Mr. Gowen dismissed the thought, measuring the weight of his pocket watch yet again. “It was McClure. McClure and Andy Curtin. Pennsylvania men. They may be Republicans, but they know their constituencies. McClure knew what he was facing. I’m quite certain he gave Lincoln his marching orders.”
It did not happen that way, for I was there for much of the desperate doings. Forgive me the sin of pride. Mr. McClure, who is a great political fellow of ours, explained the situation to Mr.
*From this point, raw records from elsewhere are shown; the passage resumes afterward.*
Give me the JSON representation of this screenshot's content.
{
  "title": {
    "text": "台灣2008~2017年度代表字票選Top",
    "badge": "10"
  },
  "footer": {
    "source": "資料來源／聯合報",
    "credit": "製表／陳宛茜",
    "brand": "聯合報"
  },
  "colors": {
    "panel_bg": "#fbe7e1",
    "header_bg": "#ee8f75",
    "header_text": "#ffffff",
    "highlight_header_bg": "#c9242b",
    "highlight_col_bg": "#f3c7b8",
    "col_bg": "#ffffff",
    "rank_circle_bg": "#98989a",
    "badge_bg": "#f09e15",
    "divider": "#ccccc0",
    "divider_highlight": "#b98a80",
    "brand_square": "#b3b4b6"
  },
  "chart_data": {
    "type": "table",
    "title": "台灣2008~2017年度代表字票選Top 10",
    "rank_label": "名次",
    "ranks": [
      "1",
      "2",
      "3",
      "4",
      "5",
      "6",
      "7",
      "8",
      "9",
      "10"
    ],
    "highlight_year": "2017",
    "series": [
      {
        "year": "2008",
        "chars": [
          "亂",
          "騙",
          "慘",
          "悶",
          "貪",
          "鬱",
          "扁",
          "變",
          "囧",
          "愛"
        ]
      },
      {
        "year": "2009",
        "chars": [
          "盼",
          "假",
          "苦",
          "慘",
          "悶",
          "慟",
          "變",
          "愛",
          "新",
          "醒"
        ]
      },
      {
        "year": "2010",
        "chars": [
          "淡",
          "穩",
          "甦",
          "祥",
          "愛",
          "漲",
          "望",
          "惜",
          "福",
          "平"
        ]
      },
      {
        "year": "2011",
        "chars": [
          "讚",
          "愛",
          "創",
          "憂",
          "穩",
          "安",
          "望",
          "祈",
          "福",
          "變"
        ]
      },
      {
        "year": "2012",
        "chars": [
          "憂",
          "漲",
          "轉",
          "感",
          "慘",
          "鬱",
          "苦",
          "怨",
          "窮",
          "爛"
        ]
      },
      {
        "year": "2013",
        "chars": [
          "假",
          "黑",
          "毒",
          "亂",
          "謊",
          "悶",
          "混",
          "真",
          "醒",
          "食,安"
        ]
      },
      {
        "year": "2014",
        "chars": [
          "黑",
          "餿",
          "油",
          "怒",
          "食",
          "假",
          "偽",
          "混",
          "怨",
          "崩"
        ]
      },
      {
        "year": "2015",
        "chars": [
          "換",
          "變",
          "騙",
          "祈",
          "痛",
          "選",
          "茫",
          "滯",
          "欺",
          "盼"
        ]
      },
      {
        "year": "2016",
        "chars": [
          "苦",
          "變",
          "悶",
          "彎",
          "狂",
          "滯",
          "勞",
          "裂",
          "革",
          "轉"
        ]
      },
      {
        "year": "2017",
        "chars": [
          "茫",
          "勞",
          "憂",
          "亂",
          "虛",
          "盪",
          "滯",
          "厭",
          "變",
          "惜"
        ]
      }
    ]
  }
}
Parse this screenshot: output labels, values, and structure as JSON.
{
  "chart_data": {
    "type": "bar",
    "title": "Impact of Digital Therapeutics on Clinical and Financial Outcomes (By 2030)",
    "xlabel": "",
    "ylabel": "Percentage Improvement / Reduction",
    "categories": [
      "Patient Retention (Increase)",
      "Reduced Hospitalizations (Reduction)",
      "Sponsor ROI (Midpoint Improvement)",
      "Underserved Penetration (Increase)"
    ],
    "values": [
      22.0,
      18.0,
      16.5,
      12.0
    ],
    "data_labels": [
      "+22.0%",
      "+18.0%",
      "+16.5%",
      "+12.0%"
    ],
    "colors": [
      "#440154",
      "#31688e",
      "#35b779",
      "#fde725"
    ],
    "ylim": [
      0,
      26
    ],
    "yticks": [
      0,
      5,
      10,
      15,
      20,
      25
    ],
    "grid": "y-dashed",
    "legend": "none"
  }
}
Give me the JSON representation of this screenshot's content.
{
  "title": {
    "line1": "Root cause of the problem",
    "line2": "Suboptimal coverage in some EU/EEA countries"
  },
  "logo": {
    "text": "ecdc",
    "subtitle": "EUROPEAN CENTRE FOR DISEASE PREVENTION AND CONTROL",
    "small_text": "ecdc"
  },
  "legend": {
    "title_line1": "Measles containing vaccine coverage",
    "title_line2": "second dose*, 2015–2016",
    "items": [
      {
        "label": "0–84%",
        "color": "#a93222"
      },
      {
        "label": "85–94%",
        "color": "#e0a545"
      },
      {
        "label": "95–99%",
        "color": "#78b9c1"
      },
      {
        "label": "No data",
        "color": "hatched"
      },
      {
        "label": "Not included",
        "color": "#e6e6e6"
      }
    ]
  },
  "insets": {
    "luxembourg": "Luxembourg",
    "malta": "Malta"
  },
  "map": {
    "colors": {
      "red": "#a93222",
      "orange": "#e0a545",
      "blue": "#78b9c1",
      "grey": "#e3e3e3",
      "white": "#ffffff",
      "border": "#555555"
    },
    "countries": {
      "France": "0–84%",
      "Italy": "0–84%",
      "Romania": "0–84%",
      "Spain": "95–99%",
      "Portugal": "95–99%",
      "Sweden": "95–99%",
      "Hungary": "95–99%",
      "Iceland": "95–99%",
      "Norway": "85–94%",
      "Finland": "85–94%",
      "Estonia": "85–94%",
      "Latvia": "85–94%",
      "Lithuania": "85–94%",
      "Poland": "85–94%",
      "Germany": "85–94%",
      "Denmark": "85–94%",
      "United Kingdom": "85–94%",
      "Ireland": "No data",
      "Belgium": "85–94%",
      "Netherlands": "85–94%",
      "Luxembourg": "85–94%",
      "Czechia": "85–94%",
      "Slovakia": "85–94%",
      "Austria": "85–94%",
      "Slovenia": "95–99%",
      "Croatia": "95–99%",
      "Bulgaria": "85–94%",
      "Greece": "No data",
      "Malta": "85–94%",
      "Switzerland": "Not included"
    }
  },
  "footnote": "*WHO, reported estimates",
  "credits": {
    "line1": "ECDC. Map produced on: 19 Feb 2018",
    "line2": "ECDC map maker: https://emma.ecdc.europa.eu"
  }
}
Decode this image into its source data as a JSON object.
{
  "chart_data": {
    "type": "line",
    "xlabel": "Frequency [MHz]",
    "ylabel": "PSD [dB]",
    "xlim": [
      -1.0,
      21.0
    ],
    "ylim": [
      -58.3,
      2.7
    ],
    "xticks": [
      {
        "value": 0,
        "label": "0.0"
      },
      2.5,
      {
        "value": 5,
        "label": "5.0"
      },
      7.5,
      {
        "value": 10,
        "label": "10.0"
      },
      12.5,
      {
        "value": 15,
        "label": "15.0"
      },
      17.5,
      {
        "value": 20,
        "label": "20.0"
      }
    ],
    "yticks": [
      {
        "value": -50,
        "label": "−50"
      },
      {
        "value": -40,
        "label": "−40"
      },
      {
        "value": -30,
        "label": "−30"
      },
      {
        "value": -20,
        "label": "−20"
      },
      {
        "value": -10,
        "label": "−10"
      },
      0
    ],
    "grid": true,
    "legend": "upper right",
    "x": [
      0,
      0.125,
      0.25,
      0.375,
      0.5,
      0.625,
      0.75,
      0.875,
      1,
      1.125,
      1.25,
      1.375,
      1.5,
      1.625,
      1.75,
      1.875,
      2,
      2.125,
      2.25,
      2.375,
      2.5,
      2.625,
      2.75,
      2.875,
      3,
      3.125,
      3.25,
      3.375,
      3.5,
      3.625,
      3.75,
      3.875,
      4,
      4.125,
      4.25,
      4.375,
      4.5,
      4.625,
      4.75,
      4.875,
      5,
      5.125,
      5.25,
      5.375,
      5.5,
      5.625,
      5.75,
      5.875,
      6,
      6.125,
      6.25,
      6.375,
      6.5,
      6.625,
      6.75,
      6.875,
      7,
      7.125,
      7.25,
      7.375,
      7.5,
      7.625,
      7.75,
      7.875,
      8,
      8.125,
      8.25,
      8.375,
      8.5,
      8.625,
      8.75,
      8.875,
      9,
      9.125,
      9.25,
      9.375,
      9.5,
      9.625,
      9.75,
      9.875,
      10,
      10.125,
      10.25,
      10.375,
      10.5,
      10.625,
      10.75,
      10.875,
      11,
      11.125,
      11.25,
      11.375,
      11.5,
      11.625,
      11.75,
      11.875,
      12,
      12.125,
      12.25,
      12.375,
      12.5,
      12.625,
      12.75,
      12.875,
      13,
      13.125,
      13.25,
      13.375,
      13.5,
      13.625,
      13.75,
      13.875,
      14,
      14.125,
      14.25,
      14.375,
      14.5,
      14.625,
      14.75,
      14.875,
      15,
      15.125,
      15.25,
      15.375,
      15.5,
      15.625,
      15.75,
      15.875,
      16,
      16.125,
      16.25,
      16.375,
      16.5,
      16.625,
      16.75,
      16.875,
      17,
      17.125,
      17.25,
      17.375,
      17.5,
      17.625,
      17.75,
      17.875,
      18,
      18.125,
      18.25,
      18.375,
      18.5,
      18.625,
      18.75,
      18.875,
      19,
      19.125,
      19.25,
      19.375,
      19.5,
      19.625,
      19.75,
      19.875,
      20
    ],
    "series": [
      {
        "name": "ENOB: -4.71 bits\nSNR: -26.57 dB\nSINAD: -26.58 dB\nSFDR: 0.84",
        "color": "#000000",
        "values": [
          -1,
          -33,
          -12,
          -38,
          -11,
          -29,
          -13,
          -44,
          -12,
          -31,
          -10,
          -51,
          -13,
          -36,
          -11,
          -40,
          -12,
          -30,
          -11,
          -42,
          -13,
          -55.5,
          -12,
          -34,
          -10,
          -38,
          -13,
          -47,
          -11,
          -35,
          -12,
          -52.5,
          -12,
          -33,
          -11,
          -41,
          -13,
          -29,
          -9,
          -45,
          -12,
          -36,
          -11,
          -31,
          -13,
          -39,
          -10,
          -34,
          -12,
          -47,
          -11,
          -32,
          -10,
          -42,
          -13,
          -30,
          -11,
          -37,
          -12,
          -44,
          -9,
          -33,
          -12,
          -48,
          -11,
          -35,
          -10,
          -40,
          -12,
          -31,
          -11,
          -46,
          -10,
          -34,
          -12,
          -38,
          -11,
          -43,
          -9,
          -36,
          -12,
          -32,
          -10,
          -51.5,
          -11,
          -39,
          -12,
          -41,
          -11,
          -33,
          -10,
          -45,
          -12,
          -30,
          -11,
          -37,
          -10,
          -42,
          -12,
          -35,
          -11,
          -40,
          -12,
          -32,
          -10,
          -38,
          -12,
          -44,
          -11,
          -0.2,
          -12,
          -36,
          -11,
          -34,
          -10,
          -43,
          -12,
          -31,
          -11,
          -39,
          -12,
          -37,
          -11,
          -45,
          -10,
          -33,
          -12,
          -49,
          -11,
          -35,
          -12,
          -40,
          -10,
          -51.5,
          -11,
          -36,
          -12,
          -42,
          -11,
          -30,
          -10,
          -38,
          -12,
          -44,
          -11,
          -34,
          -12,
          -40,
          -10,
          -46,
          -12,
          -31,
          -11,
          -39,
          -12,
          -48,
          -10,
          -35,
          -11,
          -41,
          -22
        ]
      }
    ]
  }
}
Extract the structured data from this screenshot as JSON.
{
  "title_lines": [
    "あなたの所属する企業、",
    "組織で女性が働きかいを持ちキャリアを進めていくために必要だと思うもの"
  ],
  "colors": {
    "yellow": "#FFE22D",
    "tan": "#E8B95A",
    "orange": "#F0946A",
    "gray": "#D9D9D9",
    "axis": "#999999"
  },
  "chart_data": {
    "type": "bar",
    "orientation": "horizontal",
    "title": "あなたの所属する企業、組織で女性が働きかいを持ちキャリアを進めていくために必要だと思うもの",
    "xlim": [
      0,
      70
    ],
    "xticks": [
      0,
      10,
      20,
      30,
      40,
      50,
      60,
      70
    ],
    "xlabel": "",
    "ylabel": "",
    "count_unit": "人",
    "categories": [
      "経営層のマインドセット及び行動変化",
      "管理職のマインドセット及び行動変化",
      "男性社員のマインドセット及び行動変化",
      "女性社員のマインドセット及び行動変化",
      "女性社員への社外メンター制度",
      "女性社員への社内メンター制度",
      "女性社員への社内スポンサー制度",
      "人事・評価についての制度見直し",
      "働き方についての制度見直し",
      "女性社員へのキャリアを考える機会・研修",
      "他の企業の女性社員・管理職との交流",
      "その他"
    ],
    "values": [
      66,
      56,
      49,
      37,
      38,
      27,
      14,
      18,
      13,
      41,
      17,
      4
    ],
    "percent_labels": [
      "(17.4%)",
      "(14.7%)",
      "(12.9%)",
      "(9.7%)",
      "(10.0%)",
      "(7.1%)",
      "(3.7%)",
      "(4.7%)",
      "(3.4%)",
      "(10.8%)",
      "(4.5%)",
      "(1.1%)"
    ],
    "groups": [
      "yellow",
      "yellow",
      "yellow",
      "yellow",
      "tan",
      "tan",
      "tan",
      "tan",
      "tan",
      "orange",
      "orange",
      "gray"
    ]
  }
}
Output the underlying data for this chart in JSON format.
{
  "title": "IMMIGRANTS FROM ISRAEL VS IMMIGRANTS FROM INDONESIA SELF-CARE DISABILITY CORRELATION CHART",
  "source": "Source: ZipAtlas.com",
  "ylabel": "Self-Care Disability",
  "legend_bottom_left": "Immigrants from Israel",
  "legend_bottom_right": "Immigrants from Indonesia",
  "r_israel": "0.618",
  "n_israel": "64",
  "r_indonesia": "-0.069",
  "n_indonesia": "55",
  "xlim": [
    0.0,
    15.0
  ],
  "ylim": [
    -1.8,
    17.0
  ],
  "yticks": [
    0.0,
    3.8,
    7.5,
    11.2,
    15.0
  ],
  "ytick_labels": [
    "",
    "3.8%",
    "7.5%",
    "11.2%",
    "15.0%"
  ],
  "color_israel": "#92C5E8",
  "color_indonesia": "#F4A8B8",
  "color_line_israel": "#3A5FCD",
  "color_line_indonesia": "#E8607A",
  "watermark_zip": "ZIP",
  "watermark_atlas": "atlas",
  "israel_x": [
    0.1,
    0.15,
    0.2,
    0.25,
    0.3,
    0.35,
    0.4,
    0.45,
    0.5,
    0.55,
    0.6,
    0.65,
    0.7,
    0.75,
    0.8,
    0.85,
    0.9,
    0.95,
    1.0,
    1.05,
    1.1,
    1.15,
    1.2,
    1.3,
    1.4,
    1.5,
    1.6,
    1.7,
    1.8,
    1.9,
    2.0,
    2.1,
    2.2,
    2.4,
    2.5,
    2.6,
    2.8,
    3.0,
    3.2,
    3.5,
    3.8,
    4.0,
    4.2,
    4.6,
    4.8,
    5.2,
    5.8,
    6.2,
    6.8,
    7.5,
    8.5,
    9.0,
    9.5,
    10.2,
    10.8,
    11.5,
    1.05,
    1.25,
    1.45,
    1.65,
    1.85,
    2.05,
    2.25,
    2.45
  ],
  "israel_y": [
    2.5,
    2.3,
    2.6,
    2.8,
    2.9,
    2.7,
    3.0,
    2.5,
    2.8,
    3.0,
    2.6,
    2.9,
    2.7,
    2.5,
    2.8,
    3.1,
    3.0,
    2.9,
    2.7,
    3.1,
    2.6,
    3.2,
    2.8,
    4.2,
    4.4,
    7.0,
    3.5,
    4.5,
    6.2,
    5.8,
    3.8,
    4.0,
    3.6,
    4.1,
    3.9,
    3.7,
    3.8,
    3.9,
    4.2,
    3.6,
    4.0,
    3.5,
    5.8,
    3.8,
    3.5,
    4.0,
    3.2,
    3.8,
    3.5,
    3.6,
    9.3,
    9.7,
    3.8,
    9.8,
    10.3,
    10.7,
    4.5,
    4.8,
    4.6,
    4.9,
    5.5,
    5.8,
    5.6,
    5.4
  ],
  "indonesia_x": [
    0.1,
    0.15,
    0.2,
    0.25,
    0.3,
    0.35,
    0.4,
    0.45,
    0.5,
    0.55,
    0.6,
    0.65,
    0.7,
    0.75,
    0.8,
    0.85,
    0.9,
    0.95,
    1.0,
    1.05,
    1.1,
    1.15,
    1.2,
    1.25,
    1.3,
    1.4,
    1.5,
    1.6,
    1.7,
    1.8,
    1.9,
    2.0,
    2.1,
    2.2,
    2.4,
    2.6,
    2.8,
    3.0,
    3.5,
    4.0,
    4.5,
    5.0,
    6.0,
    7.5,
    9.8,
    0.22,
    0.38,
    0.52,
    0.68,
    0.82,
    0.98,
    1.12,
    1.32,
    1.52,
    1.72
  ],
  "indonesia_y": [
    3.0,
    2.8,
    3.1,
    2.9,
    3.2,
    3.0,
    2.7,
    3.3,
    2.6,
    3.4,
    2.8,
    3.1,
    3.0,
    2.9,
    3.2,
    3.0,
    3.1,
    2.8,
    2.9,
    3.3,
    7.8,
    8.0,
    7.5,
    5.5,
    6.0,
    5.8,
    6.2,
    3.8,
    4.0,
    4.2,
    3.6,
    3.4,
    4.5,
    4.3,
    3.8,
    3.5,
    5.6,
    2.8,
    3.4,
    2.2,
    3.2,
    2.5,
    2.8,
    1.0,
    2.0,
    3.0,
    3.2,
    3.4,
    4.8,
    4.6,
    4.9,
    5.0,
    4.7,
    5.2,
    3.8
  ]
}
Lincoln, how the miners had chased off the draft registrars and destroyed the records, and how all Cass Township was up in arms and refused to go to the war. Hotheads had put it into their ears that, after they were packed off to die, freed slaves would be sent down the mines at starvation wages. Twas a great lie, but lies abound in wartime. They satisfy the ear displeased by truth.